The Afro-American mentioned the drug store only because of the sign put up identifying it as a Black-owned; it was one of two examples, with the Monterey Luncheonette, of what the story reported as a widespread practice. The drug store was also identified as having broken windows in a story about Communist activity in Harlem published in the New York Evening Journal. That story mentioned two other nearby Black businesses with broken windows, Battle's Pharmacy across 7th Avenue on the northwest corner of 128th Street and Burmand Realty two stores to north of the pharmacy at 2164 7th Avenue. Those three businesses were included in the story as evidence that there was no racial dimension to the disorder: "Both of these stores were damaged by the rioters although virtually everyone in Harlem knows who operates them." Unmentioned by the reporter was the Cozy Shoppe restaurant directly across 7th Avenue from Williams drug store, on the southwest corner of 128th Street, which also had signs identifying it as Black-owned and suffered no damage to its windows.

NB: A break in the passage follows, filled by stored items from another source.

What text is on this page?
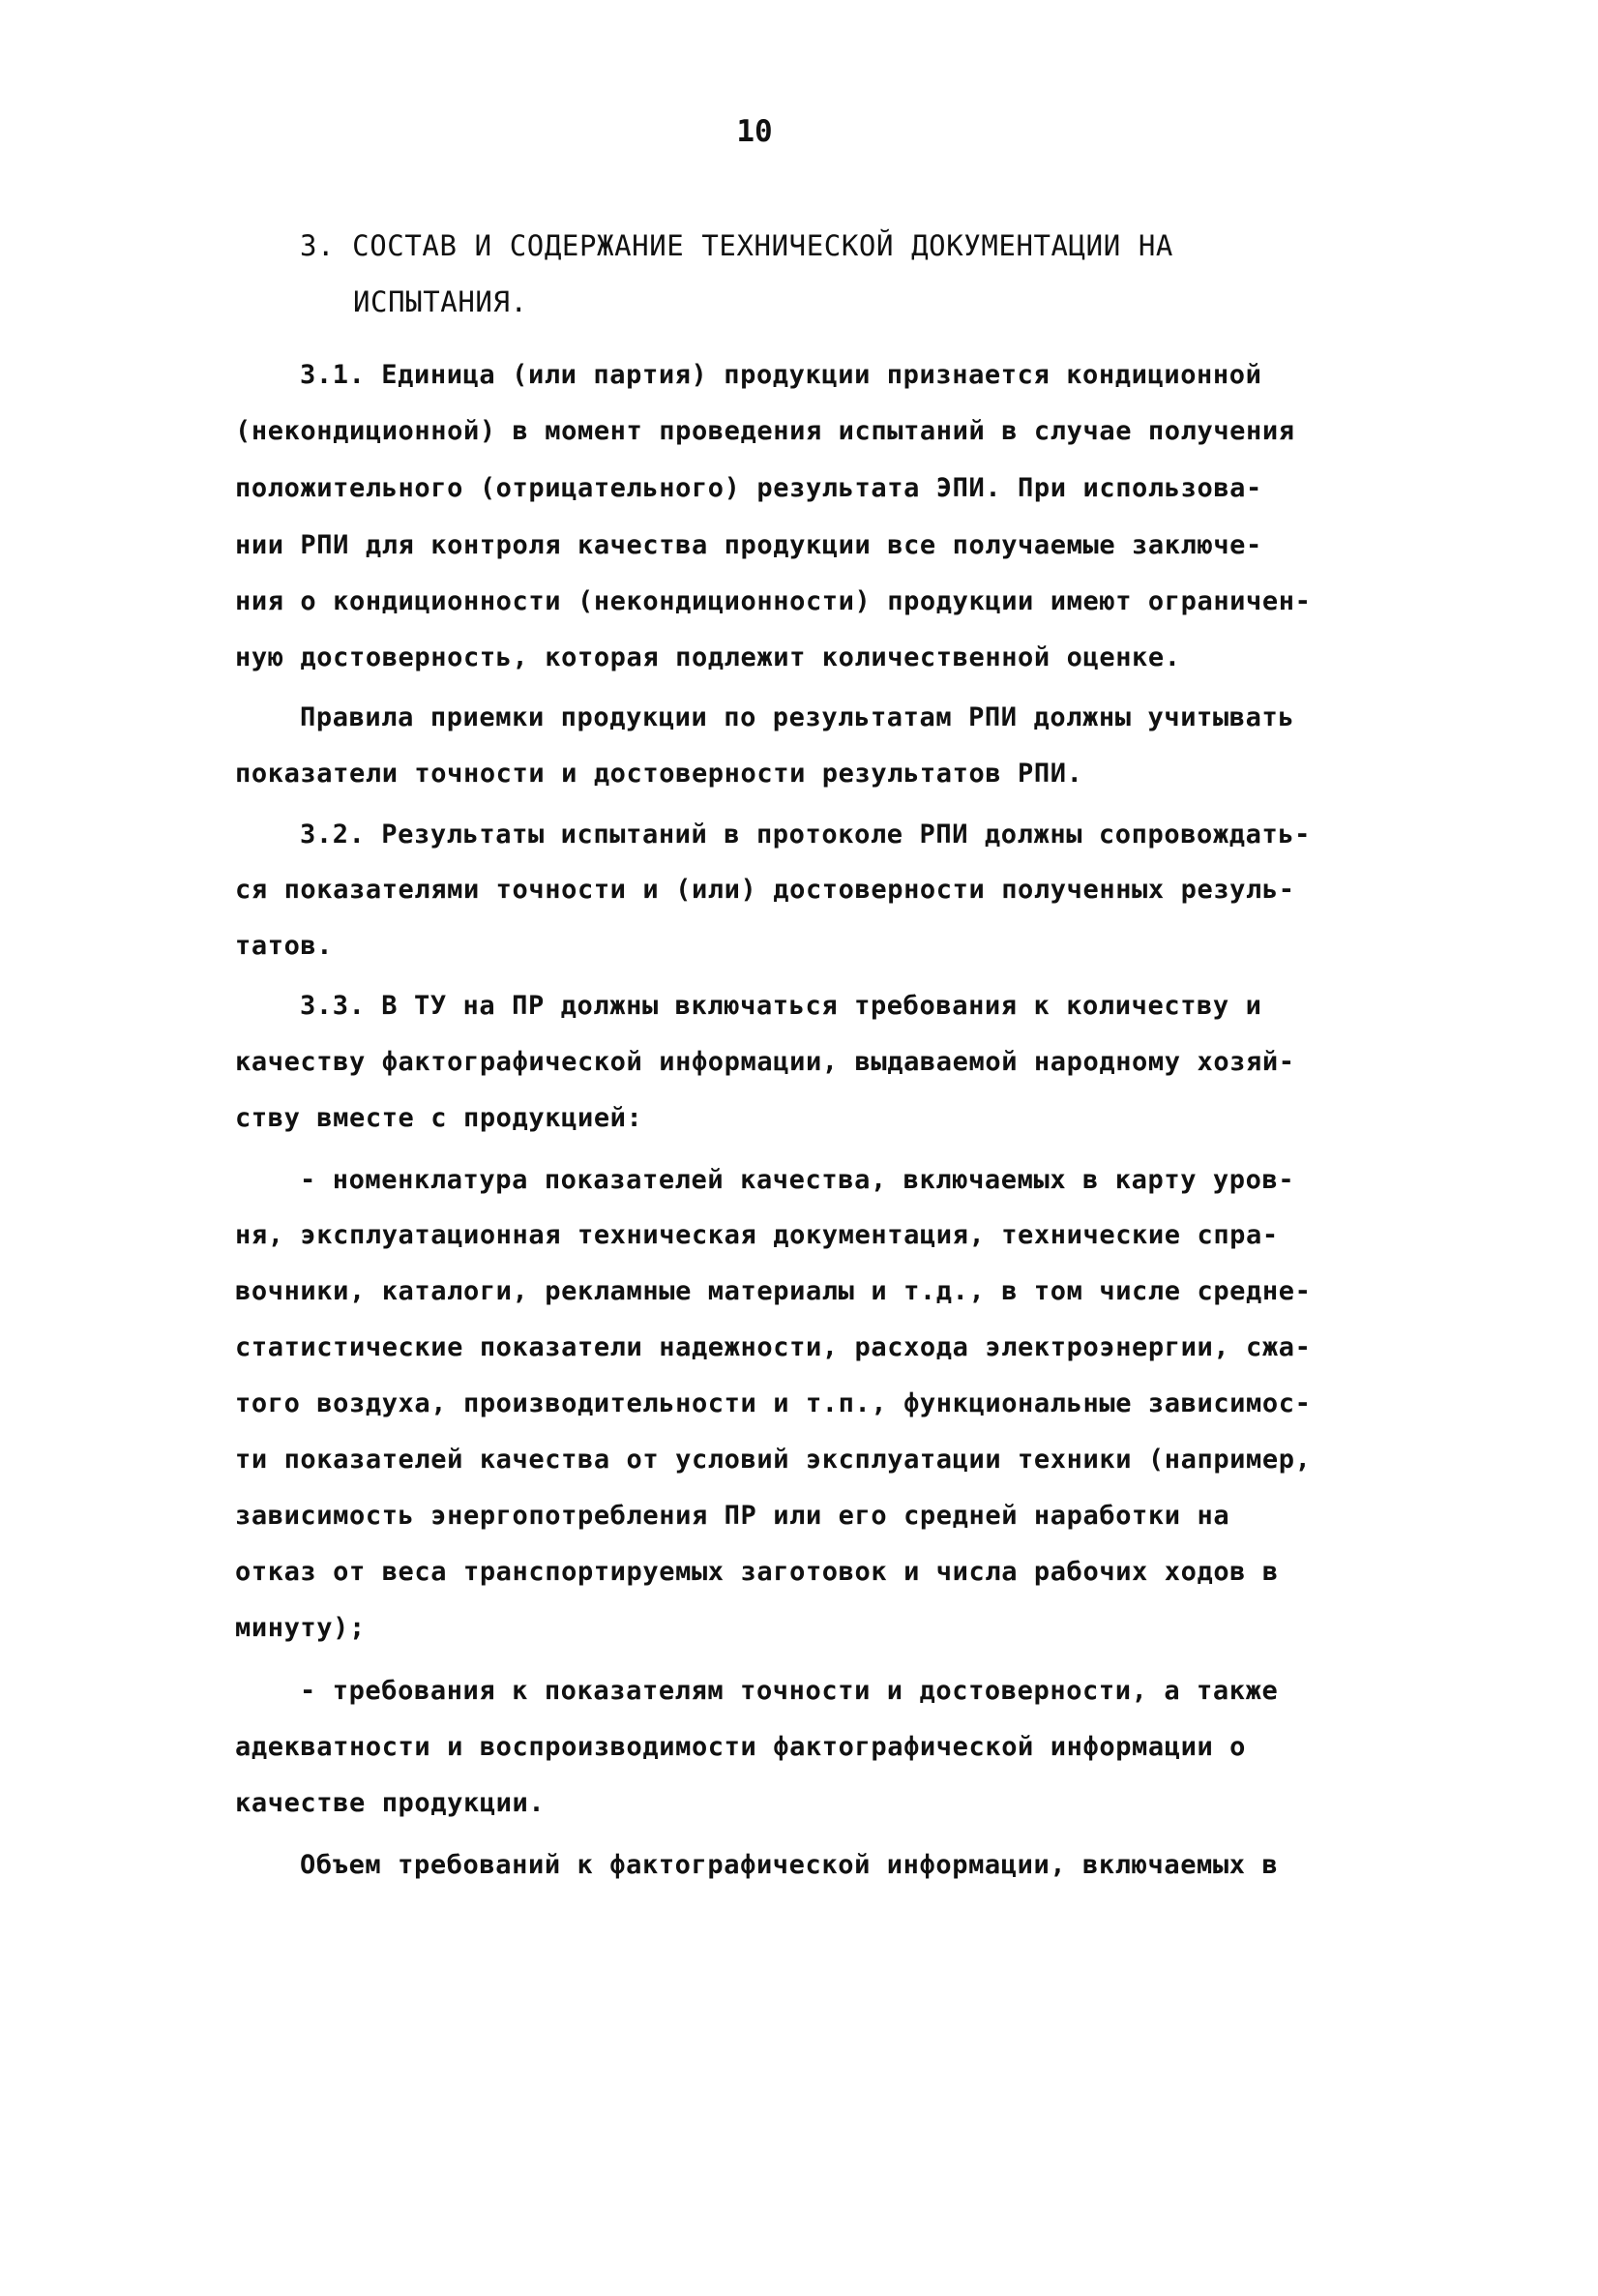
10
3. СОСТАВ И СОДЕРЖАНИЕ ТЕХНИЧЕСКОЙ ДОКУМЕНТАЦИИ НА
ИСПЫТАНИЯ.
3.1. Единица (или партия) продукции признается кондиционной
(некондиционной) в момент проведения испытаний в случае получения
положительного (отрицательного) результата ЭПИ. При использова-
нии РПИ для контроля качества продукции все получаемые заключе-
ния о кондиционности (некондиционности) продукции имеют ограничен-
ную достоверность, которая подлежит количественной оценке.
Правила приемки продукции по результатам РПИ должны учитывать
показатели точности и достоверности результатов РПИ.
3.2. Результаты испытаний в протоколе РПИ должны сопровождать-
ся показателями точности и (или) достоверности полученных резуль-
татов.
3.3. В ТУ на ПР должны включаться требования к количеству и
качеству фактографической информации, выдаваемой народному хозяй-
ству вместе с продукцией:
- номенклатура показателей качества, включаемых в карту уров-
ня, эксплуатационная техническая документация, технические спра-
вочники, каталоги, рекламные материалы и т.д., в том числе средне-
статистические показатели надежности, расхода электроэнергии, сжа-
того воздуха, производительности и т.п., функциональные зависимос-
ти показателей качества от условий эксплуатации техники (например,
зависимость энергопотребления ПР или его средней наработки на
отказ от веса транспортируемых заготовок и числа рабочих ходов в
минуту);
- требования к показателям точности и достоверности, а также
адекватности и воспроизводимости фактографической информации о
качестве продукции.
Объем требований к фактографической информации, включаемых в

It appeared to have been the only business on the west side of that block without broken windows. Several businesses were also looted. All the businesses that were damaged were white-owned. Those businesses are not identified in any newspaper lists or stories. An MCCH investigator visited businesses on the west side of the street seeking information about the police shooting of Lloyd Hobbs that occurred on that side of the intersection of West 128th Street. Police arrested Leroy Gillard for allegedly looting a tailor's store near the southwest corner. On the east side, Sam Lefkowitz, the owner of a business at 2147 7th Avenue, was among those who sued the city for damages after the disorder.

No one arrested during the disorder was charged with breaking windows in the drug store. The Williams' drug store appears in the MCCH business survey taken between June and December 1935, and the owner was one of the Black businessowners interviewed by MCCH staff. The drug store had been open only three months at the time of that interview, so opened just prior to the disorder. The interviewer described it as "This is a typical soda-fountain, confectionery, & tobacco shop. It is somewhat larger than most, is quite neat & attractively arranged, & includes a newsstand. Carries a full line of cigars, cigarettes, & candy." Asked about his clientele, the owner said it was "Restricted largely to immediate neighborhood, though its location on a main thoroughfare draws some transient trade. Owner states he makes an effort to restrict clientele to those of "better type." For this reason he did not sell Frankfurters, certain groups, as he says, tending to "buy a hot-dog + sit around all day. The owner employed only one staff member, a niece. The store was visible in the Tax Department photograph taken between 1939 and 1941.